The first day our tuk-tuk driver, Sok, picked us up at 5:00 am to see the sun rise from behind Angkor Wat. This is the iconic photo most of us have seen. Although we didn't care too much about getting "the perfect photo", we did want to see the spectacle, and tour during the morning when the heat is less. Lucky that we weren't intent on getting that perfect picture because we woke at 4:00 am to a terrific rainstorm. So when the sun came up at 6:00, even though the rain was over, it was misty and the air super heavy. A less than spectacular sunrise, but it was an experience to remember making our way through the dark, on the ancient walkways, trying not to trip. Very eerie.

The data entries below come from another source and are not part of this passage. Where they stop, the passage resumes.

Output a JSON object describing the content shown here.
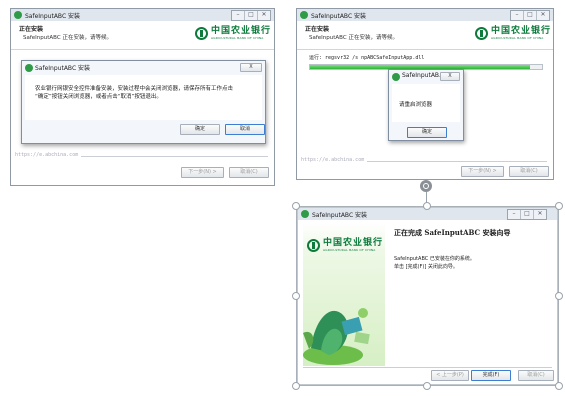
{
  "panel1": {
    "window_title": "SafeInputABC 安装",
    "header_title": "正在安装",
    "header_subtitle": "SafeInputABC 正在安装，请等候。",
    "logo_cn": "中国农业银行",
    "logo_en": "AGRICULTURAL BANK OF CHINA",
    "url_text": "https://e.abchina.com",
    "back_label": "< 上一步(B)",
    "next_label": "下一步(N) >",
    "cancel_label": "取消(C)",
    "dialog": {
      "title": "SafeInputABC 安装",
      "close_glyph": "X",
      "message": "农业银行网银安全控件准备安装，安装过程中会关闭浏览器，请保存所有工作点击\n“确定”按钮关闭浏览器，或者点击“取消”按钮退出。",
      "ok_label": "确定",
      "cancel_label": "取消"
    }
  },
  "panel2": {
    "window_title": "SafeInputABC 安装",
    "header_title": "正在安装",
    "header_subtitle": "SafeInputABC 正在安装，请等候。",
    "logo_cn": "中国农业银行",
    "logo_en": "AGRICULTURAL BANK OF CHINA",
    "run_text": "运行: regsvr32 /s npABCSafeInputApp.dll",
    "progress": 0.95,
    "url_text": "https://e.abchina.com",
    "next_label": "下一步(N) >",
    "cancel_label": "取消(C)",
    "dialog": {
      "title": "SafeInputAB...",
      "close_glyph": "X",
      "message": "请重启浏览器",
      "ok_label": "确定"
    }
  },
  "panel3": {
    "window_title": "SafeInputABC 安装",
    "logo_cn": "中国农业银行",
    "logo_en": "AGRICULTURAL BANK OF CHINA",
    "finish_title": "正在完成 SafeInputABC 安装向导",
    "finish_line1": "SafeInputABC 已安装在你的系统。",
    "finish_line2": "单击 [完成(F)] 关闭此向导。",
    "back_label": "< 上一步(P)",
    "finish_label": "完成(F)",
    "cancel_label": "取消(C)"
  },
  "colors": {
    "brand_green": "#0d7a3c",
    "progress_green": "#3fc34a",
    "titlebar": "#dfe6ee"
  }
}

Then once the daylight appeared, everything being revealed to us.                                   
We toured the main Angkor Wat temple, Angkor Thom, and Ta Prohm. Ta Prohm was probably my favorite- this was the temple used in Tomb Raider, with the banyan trees intertwined with the temple.                      
      The second day, I actually went without Andy, who was feeling under the weather. This time, Sok picked me up later in the day, and we headed for Banteay Srei, which was about an hour away. I got a good overview of the Cambodian countryside, which as Andy mentioned, is heartbreakingly poor. The temple itself is known for its very elaborate carvings, which I could have looked at all day.

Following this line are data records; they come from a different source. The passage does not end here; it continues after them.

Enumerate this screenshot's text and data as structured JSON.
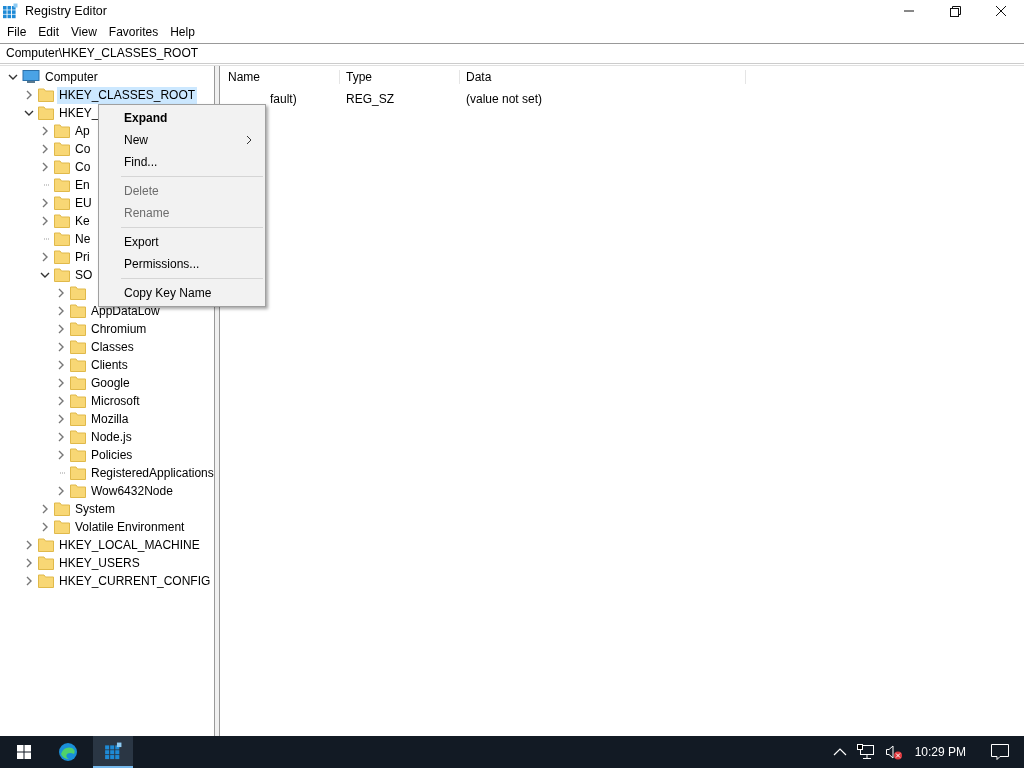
{
  "window": {
    "title": "Registry Editor"
  },
  "menu_bar": [
    "File",
    "Edit",
    "View",
    "Favorites",
    "Help"
  ],
  "address": "Computer\\HKEY_CLASSES_ROOT",
  "tree": [
    {
      "label": "Computer",
      "kind": "computer",
      "expanded": true,
      "has_subkeys": true,
      "selected": false,
      "children": [
        {
          "label": "HKEY_CLASSES_ROOT",
          "has_subkeys": true,
          "selected": true
        },
        {
          "label": "HKEY_",
          "expanded": true,
          "has_subkeys": true,
          "selected": false,
          "children": [
            {
              "label": "Ap",
              "has_subkeys": true,
              "selected": false
            },
            {
              "label": "Co",
              "has_subkeys": true,
              "selected": false
            },
            {
              "label": "Co",
              "has_subkeys": true,
              "selected": false
            },
            {
              "label": "En",
              "has_subkeys": false,
              "selected": false
            },
            {
              "label": "EU",
              "has_subkeys": true,
              "selected": false
            },
            {
              "label": "Ke",
              "has_subkeys": true,
              "selected": false
            },
            {
              "label": "Ne",
              "has_subkeys": false,
              "selected": false
            },
            {
              "label": "Pri",
              "has_subkeys": true,
              "selected": false
            },
            {
              "label": "SO",
              "expanded": true,
              "has_subkeys": true,
              "selected": false,
              "children": [
                {
                  "has_subkeys": true,
                  "selected": false
                },
                {
                  "label": "AppDataLow",
                  "has_subkeys": true,
                  "selected": false
                },
                {
                  "label": "Chromium",
                  "has_subkeys": true,
                  "selected": false
                },
                {
                  "label": "Classes",
                  "has_subkeys": true,
                  "selected": false
                },
                {
                  "label": "Clients",
                  "has_subkeys": true,
                  "selected": false
                },
                {
                  "label": "Google",
                  "has_subkeys": true,
                  "selected": false
                },
                {
                  "label": "Microsoft",
                  "has_subkeys": true,
                  "selected": false
                },
                {
                  "label": "Mozilla",
                  "has_subkeys": true,
                  "selected": false
                },
                {
                  "label": "Node.js",
                  "has_subkeys": true,
                  "selected": false
                },
                {
                  "label": "Policies",
                  "has_subkeys": true,
                  "selected": false
                },
                {
                  "label": "RegisteredApplications",
                  "has_subkeys": false,
                  "selected": false
                },
                {
                  "label": "Wow6432Node",
                  "has_subkeys": true,
                  "selected": false
                }
              ]
            },
            {
              "label": "System",
              "has_subkeys": true,
              "selected": false
            },
            {
              "label": "Volatile Environment",
              "has_subkeys": true,
              "selected": false
            }
          ]
        },
        {
          "label": "HKEY_LOCAL_MACHINE",
          "has_subkeys": true,
          "selected": false
        },
        {
          "label": "HKEY_USERS",
          "has_subkeys": true,
          "selected": false
        },
        {
          "label": "HKEY_CURRENT_CONFIG",
          "has_subkeys": true,
          "selected": false
        }
      ]
    }
  ],
  "table": {
    "columns": [
      "Name",
      "Type",
      "Data"
    ],
    "rows": [
      [
        "fault)",
        "REG_SZ",
        "(value not set)"
      ]
    ]
  },
  "context_menu": [
    {
      "kind": "item",
      "label": "Expand",
      "default": true,
      "disabled": false,
      "submenu": false
    },
    {
      "kind": "item",
      "label": "New",
      "default": false,
      "disabled": false,
      "submenu": true
    },
    {
      "kind": "item",
      "label": "Find...",
      "default": false,
      "disabled": false,
      "submenu": false
    },
    {
      "kind": "separator"
    },
    {
      "kind": "item",
      "label": "Delete",
      "default": false,
      "disabled": true,
      "submenu": false
    },
    {
      "kind": "item",
      "label": "Rename",
      "default": false,
      "disabled": true,
      "submenu": false
    },
    {
      "kind": "separator"
    },
    {
      "kind": "item",
      "label": "Export",
      "default": false,
      "disabled": false,
      "submenu": false
    },
    {
      "kind": "item",
      "label": "Permissions...",
      "default": false,
      "disabled": false,
      "submenu": false
    },
    {
      "kind": "separator"
    },
    {
      "kind": "item",
      "label": "Copy Key Name",
      "default": false,
      "disabled": false,
      "submenu": false
    }
  ],
  "taskbar": {
    "apps": [
      {
        "kind": "browser",
        "selected": false
      },
      {
        "kind": "regedit",
        "selected": true
      }
    ],
    "clock": "10:29 PM"
  }
}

     On the way back, Sok stopped at the Cambodian Landmine Musuem. I was somewhat reluctant to go in, but I was glad I did. My $5 admission price, I'm told will go to the school they run for the children injured by landmines, as well as the NGO's which are still trying to clear the mines from the countryside.                                    
A few more temples after that and we called it a day. I was very happy to immediately dip in the hotel pool, because let me tell you, I don't think I was ever hotter in my life. Man was the Rose Boutique Hotel great.                     
As always please follow along by clicking on the social media links on the right there.
Many more pix on Andy's Instagram and Mine. Over and out!

1 comment:

  1. Your visa difficulties and what seems to be a roughly 50% food poisoning rate makes me glad we're sticking to the US.

    Then I see your photos and I wish we were there with you. Maybe after the kids are grown we will go international.